The point here is not to gripe about the former GCSB director misinterpreting 17th century political philosophers, but to understand where Hobbes' logic led him, and where our current terrorists-under-the-bed logic leads us.

If we assign absolute priority to security as Hobbes does, then by definition we are prepared to give up everything for it, as Hobbes argued we should. Are we prepared to give up everything?

There's the old Ben Franklin quote:

Those who would give up essential Liberty, to purchase a little temporary Safety, deserve neither Liberty nor Safety.

Underneath the fiery give-me-freedom-or-give-me-death rhetoric, he left enough wiggle room to trade freedoms for safety, as long as the freedoms weren't essential or the safety more than temporary.

It's a pragmatic approach which recognised that safety is important, but not absolute, and that our freedoms are worth a lot. It's a trade-off, which seems far more reasonable than Hobbes' idea that we should cling to safety, whatever the cost.

So how do we decide which freedoms we are willing to trade for security? Hobbes' answer was that we already have. By entrusting the state with our security, we have implicitly asked it to take all steps necessary to provide us with security. i.e. We've written a blank cheque, and it's up to the state to decide which freedoms to take.

The Leviathan does not comment on security matters. It just does it.

Hobbes was describing an ideal absolute monarch, but that was where we were at, pre-Snowden. We entrusted the security apparatus with security, and they did whatever they deemed necessary. We had no say in deciding whether we are prepared to give up these freedoms, because we had no idea that we were giving them up in the first place.

But post-Snowden, we get to see the sum on blank cheque we signed.
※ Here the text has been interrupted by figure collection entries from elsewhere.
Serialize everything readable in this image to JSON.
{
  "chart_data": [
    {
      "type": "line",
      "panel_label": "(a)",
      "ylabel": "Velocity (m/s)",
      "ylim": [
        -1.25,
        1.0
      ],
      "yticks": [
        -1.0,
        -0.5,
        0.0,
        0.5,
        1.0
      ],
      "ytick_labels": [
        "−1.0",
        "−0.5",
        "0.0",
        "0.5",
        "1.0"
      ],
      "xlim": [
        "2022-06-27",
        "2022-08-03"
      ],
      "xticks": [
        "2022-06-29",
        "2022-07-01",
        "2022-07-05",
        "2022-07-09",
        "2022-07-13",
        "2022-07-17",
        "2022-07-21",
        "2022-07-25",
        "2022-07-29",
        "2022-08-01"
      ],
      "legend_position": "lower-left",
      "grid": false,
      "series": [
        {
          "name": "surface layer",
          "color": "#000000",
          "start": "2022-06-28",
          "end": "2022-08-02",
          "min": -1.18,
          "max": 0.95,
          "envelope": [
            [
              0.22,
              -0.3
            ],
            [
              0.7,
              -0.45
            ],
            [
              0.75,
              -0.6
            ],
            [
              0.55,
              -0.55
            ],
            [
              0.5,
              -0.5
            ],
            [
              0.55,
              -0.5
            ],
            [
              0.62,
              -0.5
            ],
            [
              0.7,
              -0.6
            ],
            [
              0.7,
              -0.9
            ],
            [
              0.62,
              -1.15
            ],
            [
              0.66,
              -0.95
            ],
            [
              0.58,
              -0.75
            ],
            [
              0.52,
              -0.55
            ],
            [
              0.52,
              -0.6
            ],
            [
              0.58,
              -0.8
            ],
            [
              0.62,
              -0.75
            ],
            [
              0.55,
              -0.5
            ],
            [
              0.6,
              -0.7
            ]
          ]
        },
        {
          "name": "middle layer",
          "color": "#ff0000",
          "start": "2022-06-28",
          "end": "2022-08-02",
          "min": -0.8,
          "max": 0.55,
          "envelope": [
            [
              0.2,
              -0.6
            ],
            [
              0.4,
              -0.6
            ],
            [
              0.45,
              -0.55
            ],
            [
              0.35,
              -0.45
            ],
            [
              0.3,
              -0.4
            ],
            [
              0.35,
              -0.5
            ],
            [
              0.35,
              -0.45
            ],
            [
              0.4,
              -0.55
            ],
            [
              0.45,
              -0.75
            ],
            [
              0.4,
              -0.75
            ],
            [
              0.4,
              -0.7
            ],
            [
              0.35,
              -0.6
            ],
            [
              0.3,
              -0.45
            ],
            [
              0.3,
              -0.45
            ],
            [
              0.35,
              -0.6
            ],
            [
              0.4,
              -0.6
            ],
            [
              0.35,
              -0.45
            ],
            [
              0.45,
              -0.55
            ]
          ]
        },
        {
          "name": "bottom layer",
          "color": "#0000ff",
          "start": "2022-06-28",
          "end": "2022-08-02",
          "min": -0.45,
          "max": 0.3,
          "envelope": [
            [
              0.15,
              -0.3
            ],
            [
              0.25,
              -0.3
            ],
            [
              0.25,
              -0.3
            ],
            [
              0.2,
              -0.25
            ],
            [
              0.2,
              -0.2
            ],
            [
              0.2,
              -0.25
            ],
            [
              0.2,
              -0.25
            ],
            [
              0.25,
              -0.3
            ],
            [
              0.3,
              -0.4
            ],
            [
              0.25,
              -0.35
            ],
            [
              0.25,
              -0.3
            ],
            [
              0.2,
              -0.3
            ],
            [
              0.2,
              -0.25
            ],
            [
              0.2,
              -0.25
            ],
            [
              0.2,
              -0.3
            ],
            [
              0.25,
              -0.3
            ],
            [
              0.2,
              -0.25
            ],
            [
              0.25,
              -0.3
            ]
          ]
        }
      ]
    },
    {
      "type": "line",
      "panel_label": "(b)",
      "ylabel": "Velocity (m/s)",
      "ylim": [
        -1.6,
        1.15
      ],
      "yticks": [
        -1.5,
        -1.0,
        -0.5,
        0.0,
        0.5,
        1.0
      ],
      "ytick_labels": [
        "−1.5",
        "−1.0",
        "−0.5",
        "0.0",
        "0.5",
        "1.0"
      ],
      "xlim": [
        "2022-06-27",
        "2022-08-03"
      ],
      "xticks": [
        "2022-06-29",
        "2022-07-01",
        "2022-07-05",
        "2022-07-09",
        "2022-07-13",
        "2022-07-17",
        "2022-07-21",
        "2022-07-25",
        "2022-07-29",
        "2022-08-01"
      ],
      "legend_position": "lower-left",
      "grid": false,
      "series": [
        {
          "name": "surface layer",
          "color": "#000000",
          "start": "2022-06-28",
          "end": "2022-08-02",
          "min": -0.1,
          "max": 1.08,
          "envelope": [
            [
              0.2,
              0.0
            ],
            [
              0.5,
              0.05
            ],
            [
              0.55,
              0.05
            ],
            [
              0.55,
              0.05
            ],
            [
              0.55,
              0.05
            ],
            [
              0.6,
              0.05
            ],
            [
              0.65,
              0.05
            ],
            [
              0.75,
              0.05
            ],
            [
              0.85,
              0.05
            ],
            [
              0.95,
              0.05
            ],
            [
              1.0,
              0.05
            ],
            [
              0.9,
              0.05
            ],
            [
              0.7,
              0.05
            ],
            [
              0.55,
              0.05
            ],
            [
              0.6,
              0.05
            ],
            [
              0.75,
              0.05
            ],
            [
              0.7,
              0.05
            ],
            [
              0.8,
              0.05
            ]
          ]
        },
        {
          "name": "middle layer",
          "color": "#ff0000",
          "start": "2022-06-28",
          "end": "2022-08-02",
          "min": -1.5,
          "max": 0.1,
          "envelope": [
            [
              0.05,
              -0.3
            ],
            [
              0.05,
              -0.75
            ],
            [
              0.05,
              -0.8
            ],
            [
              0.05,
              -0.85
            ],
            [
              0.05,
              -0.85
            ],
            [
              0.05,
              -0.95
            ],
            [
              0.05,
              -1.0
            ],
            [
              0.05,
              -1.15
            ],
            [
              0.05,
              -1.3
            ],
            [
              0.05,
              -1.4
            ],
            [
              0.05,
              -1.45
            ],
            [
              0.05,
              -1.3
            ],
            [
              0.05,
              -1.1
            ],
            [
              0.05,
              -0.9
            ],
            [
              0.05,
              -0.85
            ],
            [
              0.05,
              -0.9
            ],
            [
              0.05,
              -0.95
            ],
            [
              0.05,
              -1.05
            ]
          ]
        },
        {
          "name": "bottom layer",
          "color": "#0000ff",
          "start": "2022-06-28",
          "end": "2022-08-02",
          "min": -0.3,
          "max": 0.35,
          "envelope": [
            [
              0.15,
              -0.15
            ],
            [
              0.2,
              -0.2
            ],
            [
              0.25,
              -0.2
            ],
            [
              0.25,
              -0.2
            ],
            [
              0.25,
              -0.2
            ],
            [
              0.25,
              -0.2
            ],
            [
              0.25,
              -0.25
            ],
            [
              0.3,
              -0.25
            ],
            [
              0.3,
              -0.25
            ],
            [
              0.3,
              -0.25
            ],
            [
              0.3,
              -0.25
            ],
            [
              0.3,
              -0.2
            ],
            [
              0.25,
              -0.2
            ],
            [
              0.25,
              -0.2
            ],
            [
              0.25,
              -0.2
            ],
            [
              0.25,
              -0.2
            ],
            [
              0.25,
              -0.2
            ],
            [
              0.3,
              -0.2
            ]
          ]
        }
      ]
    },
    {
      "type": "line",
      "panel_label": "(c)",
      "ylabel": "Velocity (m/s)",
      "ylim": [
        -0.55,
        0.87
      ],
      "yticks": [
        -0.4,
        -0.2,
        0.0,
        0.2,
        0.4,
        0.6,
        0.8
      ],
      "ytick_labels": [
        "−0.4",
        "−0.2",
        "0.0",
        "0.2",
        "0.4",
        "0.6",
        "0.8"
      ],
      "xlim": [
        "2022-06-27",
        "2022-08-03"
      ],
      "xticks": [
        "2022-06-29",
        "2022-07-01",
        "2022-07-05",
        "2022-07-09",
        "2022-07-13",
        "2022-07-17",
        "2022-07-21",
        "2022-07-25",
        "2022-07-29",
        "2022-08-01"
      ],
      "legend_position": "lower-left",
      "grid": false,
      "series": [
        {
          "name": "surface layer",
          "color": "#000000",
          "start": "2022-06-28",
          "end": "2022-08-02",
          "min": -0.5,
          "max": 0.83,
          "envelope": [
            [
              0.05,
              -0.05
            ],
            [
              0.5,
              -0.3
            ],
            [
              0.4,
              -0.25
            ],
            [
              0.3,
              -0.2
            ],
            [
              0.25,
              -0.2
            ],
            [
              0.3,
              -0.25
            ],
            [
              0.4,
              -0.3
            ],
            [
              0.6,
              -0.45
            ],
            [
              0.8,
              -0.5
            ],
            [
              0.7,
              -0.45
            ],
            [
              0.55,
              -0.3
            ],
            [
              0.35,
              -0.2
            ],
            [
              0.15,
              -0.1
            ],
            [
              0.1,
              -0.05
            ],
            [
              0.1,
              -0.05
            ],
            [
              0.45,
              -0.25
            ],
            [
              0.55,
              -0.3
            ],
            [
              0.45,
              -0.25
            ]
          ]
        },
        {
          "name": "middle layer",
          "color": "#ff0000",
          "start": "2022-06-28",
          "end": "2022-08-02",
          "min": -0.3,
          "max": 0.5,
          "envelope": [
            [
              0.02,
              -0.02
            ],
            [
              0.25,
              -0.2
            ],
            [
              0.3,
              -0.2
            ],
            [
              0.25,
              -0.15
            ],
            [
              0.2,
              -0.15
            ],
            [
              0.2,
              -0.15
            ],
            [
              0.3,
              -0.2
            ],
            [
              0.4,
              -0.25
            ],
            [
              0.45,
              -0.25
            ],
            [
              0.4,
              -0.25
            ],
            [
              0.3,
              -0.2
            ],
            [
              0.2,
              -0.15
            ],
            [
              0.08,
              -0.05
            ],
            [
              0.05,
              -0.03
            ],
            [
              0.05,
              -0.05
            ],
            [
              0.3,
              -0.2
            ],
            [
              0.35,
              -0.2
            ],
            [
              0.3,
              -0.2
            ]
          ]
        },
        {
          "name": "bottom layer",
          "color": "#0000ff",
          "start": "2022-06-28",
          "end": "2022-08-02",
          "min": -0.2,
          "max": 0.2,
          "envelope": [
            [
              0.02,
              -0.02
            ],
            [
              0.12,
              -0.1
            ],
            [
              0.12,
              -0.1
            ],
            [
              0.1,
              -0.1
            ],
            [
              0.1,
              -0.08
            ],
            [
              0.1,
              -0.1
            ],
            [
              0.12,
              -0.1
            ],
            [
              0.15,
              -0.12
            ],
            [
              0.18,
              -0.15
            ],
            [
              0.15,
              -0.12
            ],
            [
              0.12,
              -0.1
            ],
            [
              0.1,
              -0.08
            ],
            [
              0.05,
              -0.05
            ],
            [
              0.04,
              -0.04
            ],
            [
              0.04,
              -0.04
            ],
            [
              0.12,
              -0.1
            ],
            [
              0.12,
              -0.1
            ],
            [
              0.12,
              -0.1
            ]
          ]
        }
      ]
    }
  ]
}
Maybe the price isn't so high, because privacy of communications isn't really an "essential liberty". That seems to be a common sentiment. But consider how batshit that idea is in the context of the Cold War. Freedom from mass surveillance was one of the defining features of liberal democracies, a feature which set them apart from police states. It was important because it set clear boundaries on state power; beyond that boundary was the space where private citizens could go about their lives freely. The state had no business in our homes, in our communications, in our minds. That was what we meant by freedom.

What does it mean now?

We mythologise wars and the courage to die for freedom. Simultaneously, we are unfazed to give up those freedoms, because of the fear of terrorist attacks. Which one are we? What do we value?